Your Patient Has Become Humble

What’s the oppposite of Schadenfreude? Isn’t there a word for that feeling of disappointment when people behave better than you expect? (A word other than “being a jerk?”)

Someone asked a question of Fr. Z:

During the Agnus Dei at Mass this morning, two unfamiliar teenage
girls and a man, who I suspect to be their father, entered our rather
small church and made their way to a pew.
I was saddened to see as I returned to my seat after receiving Holy
Communion that the aforesaid trio were presenting themselves to
receive, and that even though our priest knew they’d arrived late, he
went ahead and distributed the Eucharist to them.

So my question is this: Should the priest have quietly explained to
them that they couldn’t receive as they reached the front of the
“queue,” or should he have distributed HC, and sought them out
immediately after Mass with a view to correcting them in private?

How do you see the laity’s role in all this?

HA, I thought to myself. This is so typical. What if the latecomers already fulfilled their Sunday obligation at the vigil Mass, and are just stopping in for an extra chance to receive our Lord? What if they were late because their car broke down, and they intend to go to Mass later, but are trying to make the best of things now? What if they have no car, and are forced to depend on an unreliable neighbor for a ride? “The laity’s role?” How about tending to our own souls? WHO ARE WE TO JUDGE?

I was, I wince to report, all juiced up to feel a warm and rousing distaste for the inevitable harumphing responses from a bunch of narrow, legalistic, holier-than-thou readers with no imagination, no compassion, no concept of the reality of everyday life. Ugh, they were going to pounce on the poor late dad, wring their hands and lament over the slackening of standards, and call for a revival of the Knights Templar to stand guard by the priest, ready to slap the unworthy with a metal gauntlet if they dare to show up wearing, you know, the wrong color of mantilla. How petty.

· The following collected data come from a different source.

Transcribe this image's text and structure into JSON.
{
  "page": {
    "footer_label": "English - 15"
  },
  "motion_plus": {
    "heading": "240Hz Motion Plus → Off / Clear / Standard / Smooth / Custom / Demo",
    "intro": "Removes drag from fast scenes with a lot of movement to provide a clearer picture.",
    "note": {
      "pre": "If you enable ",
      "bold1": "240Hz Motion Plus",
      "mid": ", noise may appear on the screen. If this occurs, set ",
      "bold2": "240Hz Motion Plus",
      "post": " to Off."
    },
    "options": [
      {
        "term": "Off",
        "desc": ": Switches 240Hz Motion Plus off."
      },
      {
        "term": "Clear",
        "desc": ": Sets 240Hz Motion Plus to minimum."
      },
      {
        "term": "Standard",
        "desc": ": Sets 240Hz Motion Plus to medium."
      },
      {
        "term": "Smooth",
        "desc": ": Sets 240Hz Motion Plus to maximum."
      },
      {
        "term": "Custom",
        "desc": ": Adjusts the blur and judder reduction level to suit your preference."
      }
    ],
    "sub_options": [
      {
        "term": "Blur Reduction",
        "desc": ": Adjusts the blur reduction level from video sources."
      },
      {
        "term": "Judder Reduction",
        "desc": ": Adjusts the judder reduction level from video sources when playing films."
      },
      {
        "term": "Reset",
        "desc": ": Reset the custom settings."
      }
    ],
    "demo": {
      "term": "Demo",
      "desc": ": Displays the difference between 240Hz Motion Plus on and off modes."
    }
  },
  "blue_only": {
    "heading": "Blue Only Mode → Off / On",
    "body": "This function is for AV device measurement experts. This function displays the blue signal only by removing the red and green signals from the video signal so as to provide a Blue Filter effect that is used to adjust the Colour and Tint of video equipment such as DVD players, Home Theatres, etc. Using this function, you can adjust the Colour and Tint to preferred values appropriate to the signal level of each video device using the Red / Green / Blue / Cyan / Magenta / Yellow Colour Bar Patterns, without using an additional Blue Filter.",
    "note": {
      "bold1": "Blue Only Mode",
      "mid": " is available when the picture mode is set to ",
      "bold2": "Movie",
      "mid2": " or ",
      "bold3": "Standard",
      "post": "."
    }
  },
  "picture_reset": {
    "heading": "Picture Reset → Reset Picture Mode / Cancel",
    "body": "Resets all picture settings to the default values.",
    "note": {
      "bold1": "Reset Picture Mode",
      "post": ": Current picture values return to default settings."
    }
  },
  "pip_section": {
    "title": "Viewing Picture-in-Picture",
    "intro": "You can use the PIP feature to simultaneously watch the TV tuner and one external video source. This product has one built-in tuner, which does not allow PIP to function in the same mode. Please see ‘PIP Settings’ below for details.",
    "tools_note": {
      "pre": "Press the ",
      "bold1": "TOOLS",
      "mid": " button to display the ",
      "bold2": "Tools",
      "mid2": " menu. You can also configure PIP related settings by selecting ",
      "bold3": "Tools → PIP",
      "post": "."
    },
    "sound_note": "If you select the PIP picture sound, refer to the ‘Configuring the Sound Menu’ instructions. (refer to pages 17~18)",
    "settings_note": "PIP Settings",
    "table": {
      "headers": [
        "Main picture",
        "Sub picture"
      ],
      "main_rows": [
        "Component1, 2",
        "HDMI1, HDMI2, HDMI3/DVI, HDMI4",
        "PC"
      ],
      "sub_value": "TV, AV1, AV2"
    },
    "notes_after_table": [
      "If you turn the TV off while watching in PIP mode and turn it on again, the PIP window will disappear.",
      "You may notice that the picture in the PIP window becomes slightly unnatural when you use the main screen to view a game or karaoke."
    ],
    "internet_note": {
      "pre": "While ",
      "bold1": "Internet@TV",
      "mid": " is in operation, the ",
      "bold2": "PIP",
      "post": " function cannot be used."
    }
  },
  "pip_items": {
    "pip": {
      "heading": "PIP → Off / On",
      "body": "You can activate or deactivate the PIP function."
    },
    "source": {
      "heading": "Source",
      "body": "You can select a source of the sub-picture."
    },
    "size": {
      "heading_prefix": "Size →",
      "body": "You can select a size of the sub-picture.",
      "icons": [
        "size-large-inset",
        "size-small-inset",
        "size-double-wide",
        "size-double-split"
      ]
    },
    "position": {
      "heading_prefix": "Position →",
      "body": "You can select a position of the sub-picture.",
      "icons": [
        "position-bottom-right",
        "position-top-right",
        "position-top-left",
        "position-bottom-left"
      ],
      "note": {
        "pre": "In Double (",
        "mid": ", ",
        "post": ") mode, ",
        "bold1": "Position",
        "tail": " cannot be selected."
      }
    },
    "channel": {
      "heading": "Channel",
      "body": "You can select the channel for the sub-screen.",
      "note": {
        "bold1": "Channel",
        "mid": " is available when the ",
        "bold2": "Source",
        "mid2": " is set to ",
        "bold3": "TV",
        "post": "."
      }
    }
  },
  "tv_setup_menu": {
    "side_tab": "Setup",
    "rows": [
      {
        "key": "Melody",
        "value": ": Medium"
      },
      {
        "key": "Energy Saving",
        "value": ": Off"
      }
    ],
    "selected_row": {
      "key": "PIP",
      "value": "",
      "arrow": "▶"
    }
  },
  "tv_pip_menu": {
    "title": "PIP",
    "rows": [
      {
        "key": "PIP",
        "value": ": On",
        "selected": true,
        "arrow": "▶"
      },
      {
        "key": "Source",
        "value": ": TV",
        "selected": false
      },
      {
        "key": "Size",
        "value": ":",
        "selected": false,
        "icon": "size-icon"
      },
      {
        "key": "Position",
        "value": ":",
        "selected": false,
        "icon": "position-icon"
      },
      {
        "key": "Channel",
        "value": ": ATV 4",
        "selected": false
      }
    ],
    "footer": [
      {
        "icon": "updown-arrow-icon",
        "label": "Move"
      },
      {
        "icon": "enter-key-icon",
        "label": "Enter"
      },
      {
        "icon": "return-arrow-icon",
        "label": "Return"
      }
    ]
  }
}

Well, to my shame, approximately 99% of the commenters said exactly what I had just said to myself before reading—that there were many legitimate, non-sinful, possibly even laudable reasons why the dad in the question might have shown up late and received Communion anyway. Only they managed to explain it gently, without any discernible foaming at the mouth.

To my deeper shame, I felt a little bit disappointed.

When I was newly married, I was Catholic with a very Dr. Laura-ish approach to evangelization: Smite first, ask questions later. God doesn’t want to hear about your pathetic little extenuating circumstances; God wants you to DO RIGHT.

After a few years, I realized this version of piety had very little in common with actual Faith, not to mention love. So I’ve been working on growing past that, on becoming the kind of Catholic who knows and embraces the rubrics, but who has enough humility to remember that only God can see souls, only God can judge hearts.

I can tell I have a long way to go because, even as I write, I’m getting annoyed ahead of time at the reader who’s surely going to say, “Please. You think you’re so humble-humble-humble with this unseemly public confession of your stupid little sins. What is this but more vanity and pride, wrapped up in a sophistic mantle of candor and false humility?”

Happily, a passage from C. S. Lewis’ The Screwtape Letters popped into my head:

Your patient has become humble; have you drawn his attention to the fact? All virtues are less formidable to us once the man is aware that he has them, but this is especially true of humility. Catch him at the moment when he is really poor in spirit and smuggle into his mind the gratifying reflection, “By jove! I’m being humble,” and almost immediately pride — pride at his own humility — will appear. If he awakes to the danger and tries to smother this new form of pride, make him proud of his attempt — and so on, through as many stages as you please. But don’t try this too long, for fear you awake his sense of humor and proportion, in which case he will merely laugh at you and go to bed. (Letter 14)

This, my friends, is why it’s helpful to be extremely busy. I can’t quite laugh and go to bed, but I sure do have to make supper, do laundry, change some diapers, and try to remember why it seemed like a good idea to schedule four pediatric dentist appointments back-to-back-to-back-to-back. Humility and judgmentalism and frustrated schadenfreude will have to duke it out on their own—I gotta go pre-treat some ketchup stains before it’s too late. Deo gratias for that.